- Pharmaceuticals are Showing Signs of Relative Improvement
- Breadth Metrics Continue to Diverge with Record Equity Levels
- Short-Term Measures are Slightly Better on the Week
- Small Caps Remain the Weakest
- New Chart this Week: NYSE 52-Week and Six-Month Highs
Chart in Focus:
We have written a lot about improvements in the Health Care sector and today note that another industry within this group may be transitioning to a leadership position. The absolute trend for the S&P 500 Pharmaceuticals Index has been and remains strong. The index traded to a new high yesterday and is well above the rising 50-day moving average. However, it is the relative performance that has our attention today. The ratio is moving toward the top of the consolidation zone that has been in place since February and is above the 50-day moving average. We are on watch for a relative breakout.
The Advance/Decline for the NYSE, though off the lows seen last week, remains below the 50-day moving average. This measure of breadth continues to diverge from the S&P 500, failing to confirm the record highs that were reached this week. The question on the mind of many investors is, “will this divergence be alleviated over time, or will the S&P 500 finally succumb to the bad breadth by breaking lower”? We continue to watch the 50-day moving average which has been a solid guide for the trend in the index.
The exact same scenario is playing out when we look at the NYSE’s Advancing – Declining Volume Line. The indicator remains below its 50-day moving average while the S&P 500 holds above. Here the case can be made that the indicator is slightly weaker, as the moving average is beginning to turn lower.

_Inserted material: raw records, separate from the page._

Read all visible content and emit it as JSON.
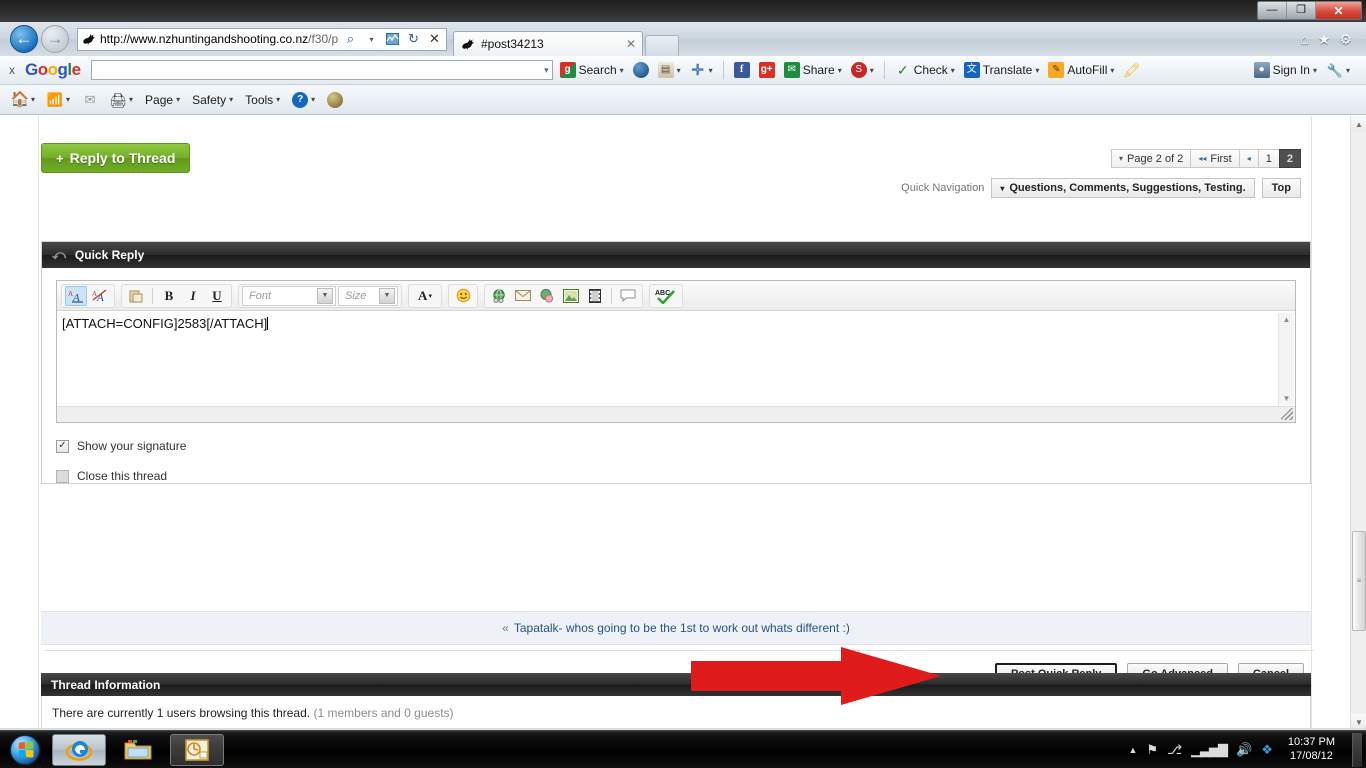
{
  "window": {
    "minimize_label": "—",
    "restore_label": "❐",
    "close_label": "✕"
  },
  "browser": {
    "back_label": "←",
    "forward_label": "→",
    "address": {
      "url_domain": "http://www.nzhuntingandshooting.co.nz",
      "url_path": "/f30/p‹",
      "search_icon": "⌕",
      "dropdown_icon": "▾",
      "compat_icon": "≋",
      "refresh_icon": "↻",
      "stop_icon": "✕"
    },
    "tab": {
      "title": "#post34213",
      "close_label": "✕"
    },
    "newtab_label": "",
    "right_icons": {
      "home": "⌂",
      "favorites": "★",
      "tools": "⚙"
    }
  },
  "google_toolbar": {
    "close_label": "x",
    "logo": [
      "G",
      "o",
      "o",
      "g",
      "l",
      "e"
    ],
    "search_value": "",
    "search_dropdown": "▾",
    "items": [
      {
        "label": "Search",
        "icon": "google-g-icon",
        "caret": "▾"
      },
      {
        "label": "",
        "icon": "globe-icon",
        "caret": ""
      },
      {
        "label": "",
        "icon": "news-icon",
        "caret": "▾"
      },
      {
        "label": "",
        "icon": "plus-icon",
        "caret": "▾"
      },
      {
        "label": "",
        "icon": "facebook-icon",
        "caret": ""
      },
      {
        "label": "",
        "icon": "google-plus-icon",
        "caret": ""
      },
      {
        "label": "Share",
        "icon": "share-icon",
        "caret": "▾"
      },
      {
        "label": "",
        "icon": "stumble-icon",
        "caret": "▾"
      },
      {
        "label": "Check",
        "icon": "spellcheck-icon",
        "caret": "▾"
      },
      {
        "label": "Translate",
        "icon": "translate-icon",
        "caret": "▾"
      },
      {
        "label": "AutoFill",
        "icon": "autofill-icon",
        "caret": "▾"
      },
      {
        "label": "",
        "icon": "highlighter-icon",
        "caret": ""
      }
    ],
    "sign_in": {
      "label": "Sign In",
      "caret": "▾"
    },
    "settings": {
      "icon": "wrench-icon",
      "caret": "▾"
    }
  },
  "command_bar": {
    "items": [
      {
        "label": "",
        "icon": "home-icon",
        "caret": "▾"
      },
      {
        "label": "",
        "icon": "feeds-icon",
        "caret": "▾"
      },
      {
        "label": "",
        "icon": "mail-icon",
        "caret": ""
      },
      {
        "label": "",
        "icon": "print-icon",
        "caret": "▾"
      },
      {
        "label": "Page",
        "icon": "",
        "caret": "▾"
      },
      {
        "label": "Safety",
        "icon": "",
        "caret": "▾"
      },
      {
        "label": "Tools",
        "icon": "",
        "caret": "▾"
      },
      {
        "label": "",
        "icon": "help-icon",
        "caret": "▾"
      },
      {
        "label": "",
        "icon": "smartscreen-icon",
        "caret": ""
      }
    ]
  },
  "forum": {
    "reply_button": {
      "plus": "+",
      "label": "Reply to Thread"
    },
    "pagination": {
      "page_label": "Page 2 of 2",
      "page_caret": "▾",
      "first_label": "First",
      "first_icon": "◂◂",
      "prev_icon": "◂",
      "pages": [
        "1",
        "2"
      ],
      "current_page": "2"
    },
    "quick_navigation": {
      "label": "Quick Navigation",
      "selected": "Questions, Comments, Suggestions, Testing.",
      "caret": "▾",
      "top_label": "Top"
    },
    "quick_reply": {
      "header": "Quick Reply",
      "header_icon": "reply-arrow-icon",
      "toolbar": {
        "group1": [
          {
            "name": "wysiwyg-mode-button",
            "glyph": "A̲A",
            "active": true
          },
          {
            "name": "source-mode-button",
            "glyph": "A̶A",
            "active": false
          }
        ],
        "group2": [
          {
            "name": "paste-button",
            "glyph": "⎘",
            "active": false
          },
          {
            "name": "bold-button",
            "glyph": "B",
            "active": false
          },
          {
            "name": "italic-button",
            "glyph": "I",
            "active": false
          },
          {
            "name": "underline-button",
            "glyph": "U",
            "active": false
          }
        ],
        "font_placeholder": "Font",
        "size_placeholder": "Size",
        "group3": [
          {
            "name": "font-color-button",
            "glyph": "A",
            "caret": "▾"
          }
        ],
        "group4": [
          {
            "name": "smilie-button",
            "glyph": "☺"
          }
        ],
        "group5": [
          {
            "name": "insert-link-button",
            "glyph": "ἱ0"
          },
          {
            "name": "insert-email-button",
            "glyph": "✉"
          },
          {
            "name": "remove-link-button",
            "glyph": "◑"
          },
          {
            "name": "insert-image-button",
            "glyph": "⬚"
          },
          {
            "name": "insert-video-button",
            "glyph": "‖"
          },
          {
            "name": "wrap-quote-button",
            "glyph": "▢"
          }
        ],
        "group6": [
          {
            "name": "spellcheck-button",
            "glyph": "ABC✓"
          }
        ]
      },
      "textarea_value": "[ATTACH=CONFIG]2583[/ATTACH]",
      "scroll_up": "▲",
      "scroll_down": "▼",
      "options": [
        {
          "label": "Show your signature",
          "checked": true,
          "check_glyph": "✓"
        },
        {
          "label": "Close this thread",
          "checked": false,
          "check_glyph": ""
        }
      ],
      "buttons": [
        {
          "label": "Post Quick Reply",
          "primary": true
        },
        {
          "label": "Go Advanced",
          "primary": false
        },
        {
          "label": "Cancel",
          "primary": false
        }
      ]
    },
    "footer_nav": {
      "chevron": "«",
      "link": "Tapatalk- whos going to be the 1st to work out whats different :)"
    },
    "thread_information": {
      "header": "Thread Information",
      "text": "There are currently 1 users browsing this thread.",
      "muted": "(1 members and 0 guests)"
    }
  },
  "annotation": {
    "arrow_color": "#e01b1b",
    "arrow_name": "red-arrow-pointing-to-post-quick-reply"
  },
  "scrollbar": {
    "up_arrow": "▲",
    "down_arrow": "▼",
    "grip": "≡"
  },
  "taskbar": {
    "start_label": "Start",
    "buttons": [
      {
        "name": "taskbar-internet-explorer",
        "glyph": "e"
      },
      {
        "name": "taskbar-windows-explorer",
        "glyph": "Ὄ1"
      },
      {
        "name": "taskbar-powerpoint",
        "glyph": "◷"
      }
    ],
    "tray": {
      "show_hidden": "▲",
      "icons": [
        {
          "name": "action-center-flag-icon",
          "glyph": "⚑"
        },
        {
          "name": "network-plug-icon",
          "glyph": "⎇"
        },
        {
          "name": "signal-bars-icon",
          "glyph": "▁▃▅▇"
        },
        {
          "name": "volume-icon",
          "glyph": "ὐa"
        },
        {
          "name": "dropbox-icon",
          "glyph": "❖"
        }
      ],
      "time": "10:37 PM",
      "date": "17/08/12"
    }
  }
}
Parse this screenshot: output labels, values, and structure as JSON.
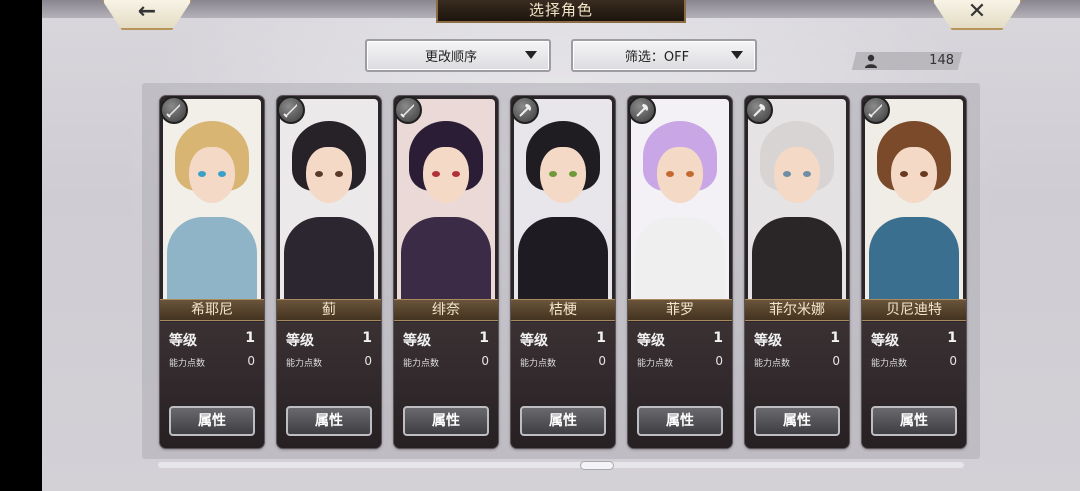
{
  "header": {
    "title": "选择角色",
    "back_icon": "←",
    "close_icon": "✕"
  },
  "controls": {
    "sort_label": "更改顺序",
    "filter_label": "筛选：OFF",
    "character_count": "148"
  },
  "stat_labels": {
    "level": "等级",
    "ability_points": "能力点数",
    "attribute_button": "属性"
  },
  "characters": [
    {
      "name": "希耶尼",
      "level": "1",
      "ability_points": "0",
      "weapon": "sword",
      "hair": "#d9b574",
      "eye": "#3aa0c8",
      "body": "#8fb4c8",
      "bg": "#f2efe9"
    },
    {
      "name": "蓟",
      "level": "1",
      "ability_points": "0",
      "weapon": "sword",
      "hair": "#262228",
      "eye": "#5a3b2a",
      "body": "#2c2630",
      "bg": "#ece9ea"
    },
    {
      "name": "绯奈",
      "level": "1",
      "ability_points": "0",
      "weapon": "sword",
      "hair": "#2b1d36",
      "eye": "#b2303a",
      "body": "#3b2b47",
      "bg": "#ead9d6"
    },
    {
      "name": "桔梗",
      "level": "1",
      "ability_points": "0",
      "weapon": "axe",
      "hair": "#1f1c22",
      "eye": "#6e9a3a",
      "body": "#1e1b22",
      "bg": "#e8e6ea"
    },
    {
      "name": "菲罗",
      "level": "1",
      "ability_points": "0",
      "weapon": "axe",
      "hair": "#c9a6e6",
      "eye": "#c26a2f",
      "body": "#efefef",
      "bg": "#f4f1f6"
    },
    {
      "name": "菲尔米娜",
      "level": "1",
      "ability_points": "0",
      "weapon": "axe",
      "hair": "#d8d4d3",
      "eye": "#6f8ea5",
      "body": "#2a2628",
      "bg": "#e6e3e4"
    },
    {
      "name": "贝尼迪特",
      "level": "1",
      "ability_points": "0",
      "weapon": "sword",
      "hair": "#7b4a2a",
      "eye": "#6a3a20",
      "body": "#3a6f8f",
      "bg": "#f0ece6"
    }
  ]
}
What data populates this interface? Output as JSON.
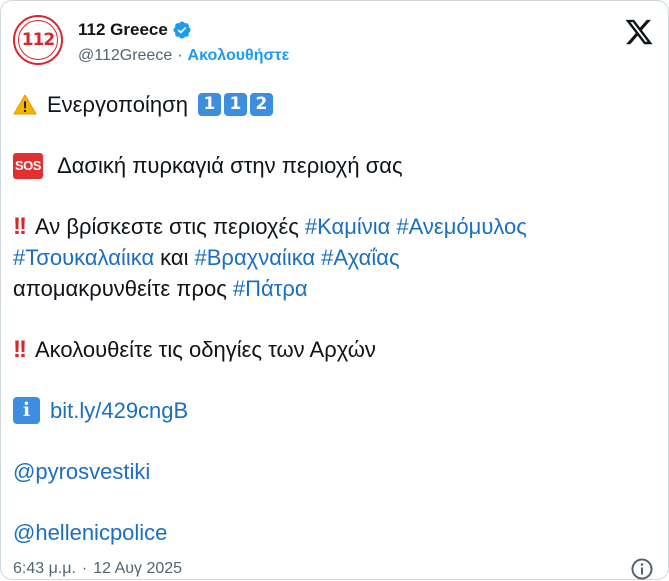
{
  "account": {
    "display_name": "112 Greece",
    "handle": "@112Greece",
    "separator": "·",
    "follow_label": "Ακολουθήστε",
    "avatar_text": "112"
  },
  "tweet": {
    "line1_text": "Ενεργοποίηση",
    "keycaps": [
      "1",
      "1",
      "2"
    ],
    "sos_label": "SOS",
    "line2_text": "Δασική πυρκαγιά στην περιοχή σας",
    "bang": "!!",
    "line3_prefix": "Αν βρίσκεστε στις περιοχές",
    "tag_kaminia": "#Καμίνια",
    "tag_anemomylos": "#Ανεμόμυλος",
    "tag_tsoukalaiika": "#Τσουκαλαίικα",
    "word_kai": "και",
    "tag_vrachnaiika": "#Βραχναίικα",
    "tag_achaias": "#Αχαΐας",
    "line5_prefix": "απομακρυνθείτε προς",
    "tag_patra": "#Πάτρα",
    "line6_text": "Ακολουθείτε τις οδηγίες των Αρχών",
    "info_glyph": "i",
    "link_text": "bit.ly/429cngB",
    "mention1": "@pyrosvestiki",
    "mention2": "@hellenicpolice"
  },
  "footer": {
    "time": "6:43 μ.μ.",
    "separator": "·",
    "date": "12 Αυγ 2025"
  },
  "colors": {
    "link": "#1b6fc2",
    "follow": "#1d9bf0",
    "brand_red": "#d8262f"
  },
  "icons": [
    "verified-badge-icon",
    "x-logo-icon",
    "warning-icon",
    "info-icon"
  ]
}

The 5-day moving averages of issues on the NYSE making new 52-week and six-month lows remain above 1%, and in line with the levels that were highlighted last week in this note. Ideally, these metrics would be near the 0% level. A persistent build in these new lows would certainly be a reason to become more cautious on the equity prices.
Flipping the view of the charts above, we can look at the 5-day moving average of NYSE issues making new 52-week and six-month highs. Both are currently around the 3.5% level and trending to the downside. As with many of the other breadth metrics, these are diverging with the price of the S&P 500.
The percentage of issues on the NYSE that are trading above their respective 200-day moving averages has improved slightly week over week but remains below broken support and the downtrend line. Holding the 60% threshold is a positive but this metric continues to diverge with the index.
Despite a short-term bounce attempt, the percentage of NYSE issues trading above their own 50-day moving averages remains weak. The current reading of 40% is in line with the last week’s measure but the series of lower highs and lower lows remains in place.
The percentage of NYSE issues trading above their respective 20-day moving averages has seen the most improvement over the course of the past week, rising from ~36% to ~40%. That is not to say that the market is out of the woods from a breadth perspective. However, long-term improvements usually begin in the short-term, and this is a step in the right direction.
As was the case last week, the breadth metrics for the S&P 500 are stronger than what we see for the NYSE. In particular, the Advance/Decline line is testing record highs as the index does the same. The percentage of stocks above their 200-day moving averages offers something for the bulls and the bears. The bulls will point out that a healthy 88% of stocks are above this measure of long-term trend. The bears will correctly highlight the divergence that has been in place since April. The percentage of stocks above their 50 and 20-day moving averages both improved on the week but remain below the 60% level.
Small Cap Breadth
Small Cap breadth continues to be the worst of the bunch. The S&P 600 Advance/Decline Line remains below the 50-day moving average despite showing a slight improvement on the week. The percentage of stocks above their 200 and 50-day moving averages both weakened slightly on a week/week basis. The short-term trend metric saw the most improvement on the week, but the percentage of stocks above their 20-day moving averages cannot be described as healthy at current levels.
Yes, there are some subtle signs of improvement in a few of the short-term breadth metrics but overall, the level of participation in the market’s uptrend is lacking. Small Caps remain the weakest group while the S&P 500 is the strongest. Away from breadth, the S&P 500 Pharmaceuticals Index is the latest area of the Health Care sector to show signs of improvement.